Each of these examples, although tackling the same issue (combatting dengue) has a different objective. Both Cambodia and the Philippines focused on different communication campaigns to address these two concerns: healthcare practitioners and cleaning risky areas. Most of their initiatives contemplate specific activities to raise awareness about these problems. An external attempt to help these two countries would require a careful analysis of their internal reality and working together with the people in charge (this is crucial) to channel the resources they need.
I believe that new media can help in the understanding of these realities, so long as the local knowledge is carefully taken into consideration and the solutions found are customized to each particular case. The big role is to be prepared to accept and respect alternative knowledge and knowledge practices, which in some cases may be contradictory to the dominant beliefs of doing things.

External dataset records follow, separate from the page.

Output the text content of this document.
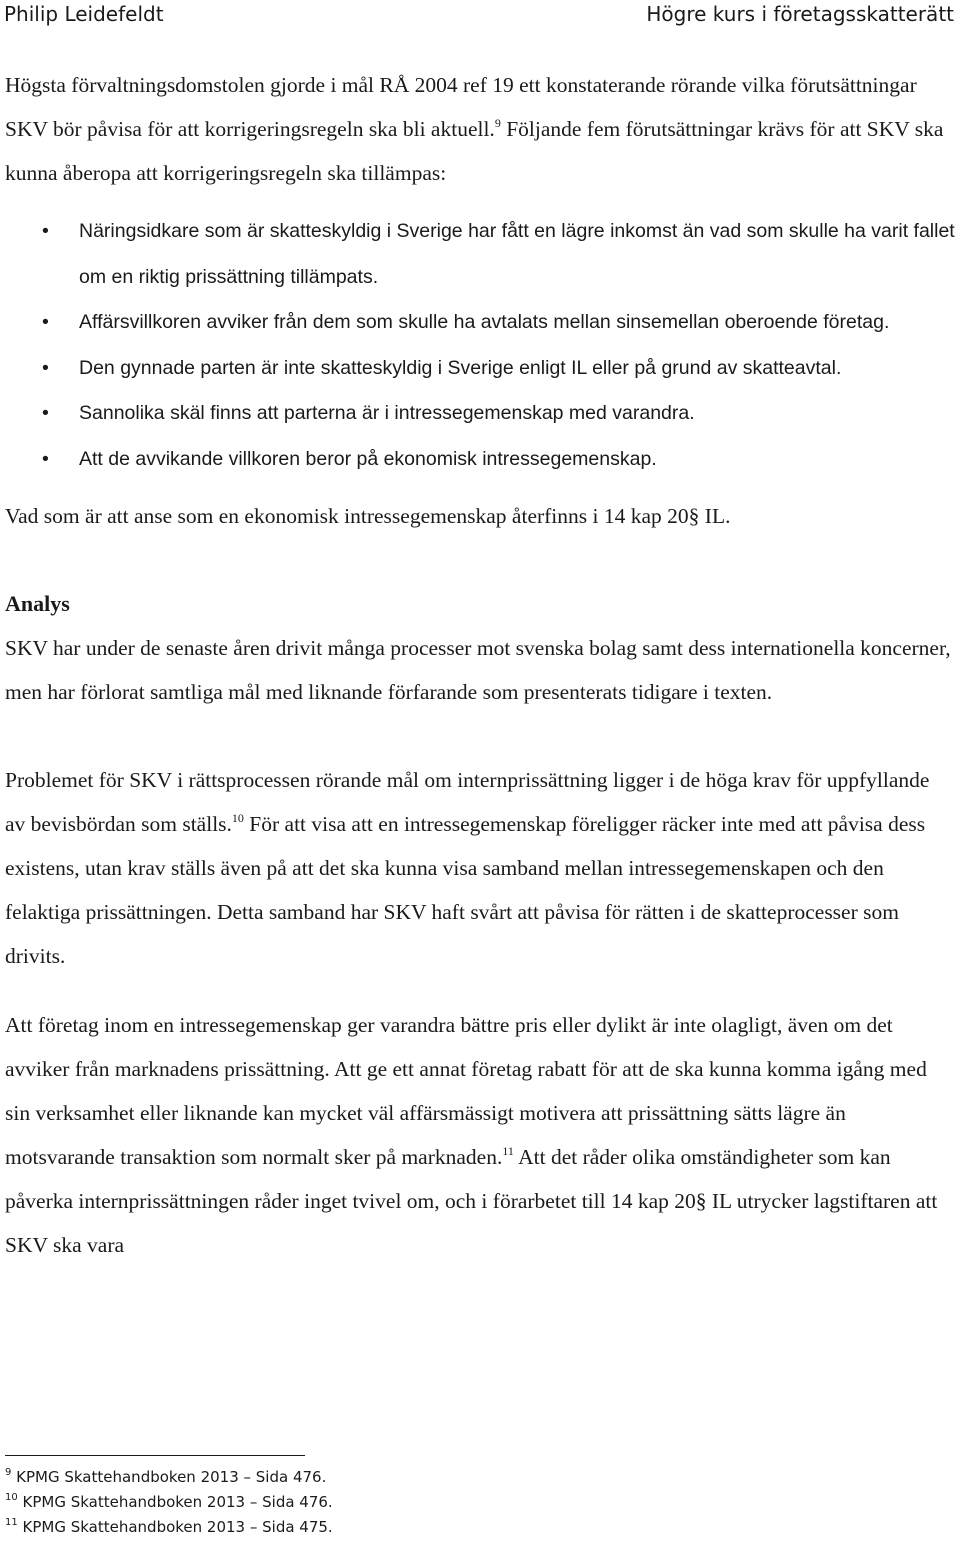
Philip Leidefeldt	Högre kurs i företagsskatterätt

Högsta förvaltningsdomstolen gjorde i mål RÅ 2004 ref 19 ett konstaterande rörande vilka förutsättningar SKV bör påvisa för att korrigeringsregeln ska bli aktuell.$^9$ Följande fem förutsättningar krävs för att SKV ska kunna åberopa att korrigeringsregeln ska tillämpas:

• Näringsidkare som är skatteskyldig i Sverige har fått en lägre inkomst än vad som skulle ha varit fallet om en riktig prissättning tillämpats.
• Affärsvillkoren avviker från dem som skulle ha avtalats mellan sinsemellan oberoende företag.
• Den gynnade parten är inte skatteskyldig i Sverige enligt IL eller på grund av skatteavtal.
• Sannolika skäl finns att parterna är i intressegemenskap med varandra.
• Att de avvikande villkoren beror på ekonomisk intressegemenskap.

Vad som är att anse som en ekonomisk intressegemenskap återfinns i 14 kap 20§ IL.

Analys

SKV har under de senaste åren drivit många processer mot svenska bolag samt dess internationella koncerner, men har förlorat samtliga mål med liknande förfarande som presenterats tidigare i texten.

Problemet för SKV i rättsprocessen rörande mål om internprissättning ligger i de höga krav för uppfyllande av bevisbördan som ställs.$^{10}$ För att visa att en intressegemenskap föreligger räcker inte med att påvisa dess existens, utan krav ställs även på att det ska kunna visa samband mellan intressegemenskapen och den felaktiga prissättningen. Detta samband har SKV haft svårt att påvisa för rätten i de skatteprocesser som drivits.

Att företag inom en intressegemenskap ger varandra bättre pris eller dylikt är inte olagligt, även om det avviker från marknadens prissättning. Att ge ett annat företag rabatt för att de ska kunna komma igång med sin verksamhet eller liknande kan mycket väl affärsmässigt motivera att prissättning sätts lägre än motsvarande transaktion som normalt sker på marknaden.$^{11}$ Att det råder olika omständigheter som kan påverka internprissättningen råder inget tvivel om, och i förarbetet till 14 kap 20§ IL utrycker lagstiftaren att SKV ska vara

$^9$ KPMG Skattehandboken 2013 – Sida 476.
$^{10}$ KPMG Skattehandboken 2013 – Sida 476.
$^{11}$ KPMG Skattehandboken 2013 – Sida 475.
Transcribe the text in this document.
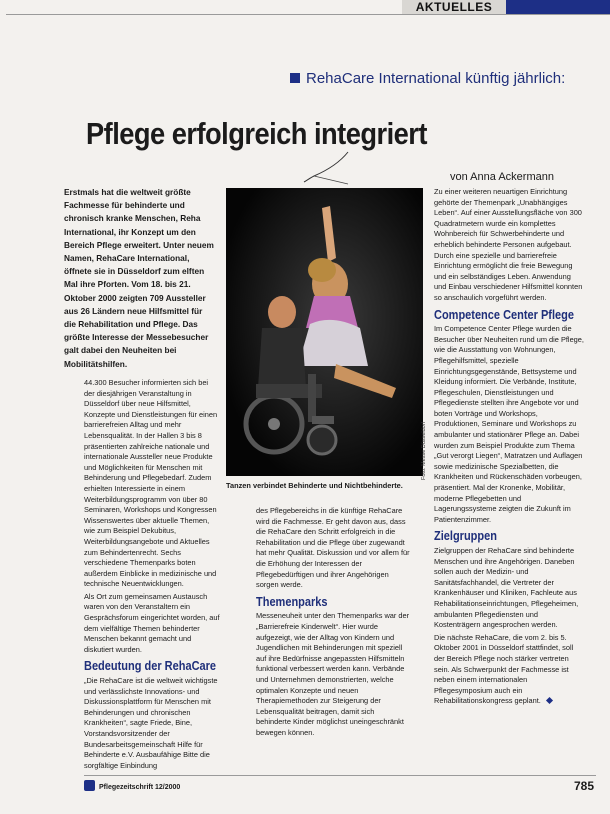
AKTUELLES
RehaCare International künftig jährlich:
Pflege erfolgreich integriert
von Anna Ackermann
Erstmals hat die weltweit größte Fachmesse für behinderte und chronisch kranke Menschen, Reha International, ihr Konzept um den Bereich Pflege erweitert. Unter neuem Namen, RehaCare International, öffnete sie in Düsseldorf zum elften Mal ihre Pforten. Vom 18. bis 21. Oktober 2000 zeigten 709 Aussteller aus 26 Ländern neue Hilfsmittel für die Rehabilitation und Pflege. Das größte Interesse der Messebesucher galt dabei den Neuheiten bei Mobilitätshilfen.

44.300 Besucher informierten sich bei der diesjährigen Veranstaltung in Düsseldorf über neue Hilfsmittel, Konzepte und Dienstleistungen für einen barrierefreien Alltag und mehr Lebensqualität. In der Hallen 3 bis 8 präsentierten zahlreiche nationale und internationale Aussteller neue Produkte und Möglichkeiten für Menschen mit Behinderung und Pflegebedarf. Zudem erhielten Interessierte in einem Weiterbildungsprogramm von über 80 Seminaren, Workshops und Kongressen Wissenswertes über aktuelle Themen, wie zum Beispiel Dekubitus, Weiterbildungsangebote und Aktuelles zum Behindertenrecht. Sechs verschiedene Themenparks boten außerdem Einblicke in medizinische und technische Neuentwicklungen.

Als Ort zum gemeinsamen Austausch waren von den Veranstaltern ein Gesprächsforum eingerichtet worden, auf dem vielfältige Themen behinderter Menschen bekannt gemacht und diskutiert wurden.

Bedeutung der RehaCare

„Die RehaCare ist die weltweit wichtigste und verlässlichste Innovations- und Diskussionsplattform für Menschen mit Behinderungen und chronischen Krankheiten“, sagte Friede, Bine, Vorstandsvorsitzender der Bundesarbeitsgemeinschaft Hilfe für Behinderte e.V. Ausbaufähige Bitte die sorgfältige Einbindung

Foto: Messe Düsseldorf
Tanzen verbindet Behinderte und Nichtbehinderte.

des Pflegebereichs in die künftige RehaCare wird die Fachmesse. Er geht davon aus, dass die RehaCare den Schritt erfolgreich in die Rehabilitation und die Pflege über zugewandt hat mehr Qualität. Diskussion und vor allem für die Erhöhung der Interessen der Pflegebedürftigen und ihrer Angehörigen sorgen werde.

Themenparks

Messeneuheit unter den Themenparks war der „Barrierefreie Kinderwelt“. Hier wurde aufgezeigt, wie der Alltag von Kindern und Jugendlichen mit Behinderungen mit speziell auf ihre Bedürfnisse angepassten Hilfsmitteln funktional verbessert werden kann. Verbände und Unternehmen demonstrierten, welche optimalen Konzepte und neuen Therapiemethoden zur Steigerung der Lebensqualität beitragen, damit sich behinderte Kinder möglichst uneingeschränkt bewegen können.

Zu einer weiteren neuartigen Einrichtung gehörte der Themenpark „Unabhängiges Leben“. Auf einer Ausstellungsfläche von 300 Quadratmetern wurde ein komplettes Wohnbereich für Schwerbehinderte und erheblich behinderte Personen aufgebaut. Durch eine spezielle und barrierefreie Einrichtung ermöglicht die freie Bewegung und ein selbständiges Leben. Anwendung und Einbau verschiedener Hilfsmittel konnten so anschaulich vorgeführt werden.

Competence Center Pflege

Im Competence Center Pflege wurden die Besucher über Neuheiten rund um die Pflege, wie die Ausstattung von Wohnungen, Pflegehilfsmittel, spezielle Einrichtungsgegenstände, Bettsysteme und Kleidung informiert. Die Verbände, Institute, Pflegeschulen, Dienstleistungen und Pflegedienste stellten ihre Angebote vor und boten Vorträge und Workshops, Produktionen, Seminare und Workshops zu ambulanter und stationärer Pflege an. Dabei wurden zum Beispiel Produkte zum Thema „Gut verorgt Liegen“, Matratzen und Auflagen sowie medizinische Spezialbetten, die Krankheiten und Rückenschäden vorbeugen, präsentiert. Mal der Kronenke, Mobilitär, moderne Pflegebetten und Lagerungssysteme zeigten die Zukunft im Patientenzimmer.

Zielgruppen

Zielgruppen der RehaCare sind behinderte Menschen und ihre Angehörigen. Daneben sollen auch der Medizin- und Sanitätsfachhandel, die Vertreter der Krankenhäuser und Kliniken, Fachleute aus Rehabilitationseinrichtungen, Pflegeheimen, ambulanten Pflegediensten und Kostenträgern angesprochen werden.

Die nächste RehaCare, die vom 2. bis 5. Oktober 2001 in Düsseldorf stattfindet, soll der Bereich Pflege noch stärker vertreten sein. Als Schwerpunkt der Fachmesse ist neben einem internationalen Pflegesymposium auch ein Rehabilitationskongress geplant.

Pflegezeitschrift 12/2000	785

The future of the Internet for social change
There is no doubt that new media is becoming part of different social initiatives that are attempting to solve some of the most common development problems in the world today. Among the strategic requirements specified in the Rome Consensus developed by the World Congress on Communication for Development (2006) are: access to tools so that people can communicate amongst themselves and with decision makers; recognition of the need for different approaches depending on different cultures; and support to those most affected by development issues to have a say.
As I pointed out earlier, people, organizations, and institutions have a “voice” and in a world connected by the Internet, there should be attempts to “listen” too. This will only turn the web into a better opportunity for discussion and collaboration.
There’s a high risk of creating skepticism when global online initiatives intend to help “other” realities without proper contextualizing of the local issues. This happens when these online groups suggest solving the issues of our “global village” through actions purely motivated and coordinated online. The danger of doing this is that it alienates the people who cannot access this “online playground,” and they miss out on valuable information. What’s online must also be coordinated offline, on the ground. There has to be a 360 degree approach.
Aside from the point of “global digital divide,” online communities work in different spheres: awareness/advocacy, organization/mobilization, and action/reaction. These are the same fields of action that social grassroots organizations work on locally; and in most of cases, these online initiatives have little time or intention to include them in the game. On the flip side, there are many social organizations that don’t see Internet activism as an important ally for their causes. And so we find ourselves in a situation with thousands of problems: many people willing “to do something” and little coordination between all the actors who can make a significant change in actuality.
What everyone needs to think about is how to encourage active participation, one that fosters speaking, listening and doing that is mediated by different institutions and organizations. This is central to participatory development and one of the key principles of the Web 2.0. And when this happens, and everything is pulled together beautifully, then perhaps the world can be a much better place. For everyone.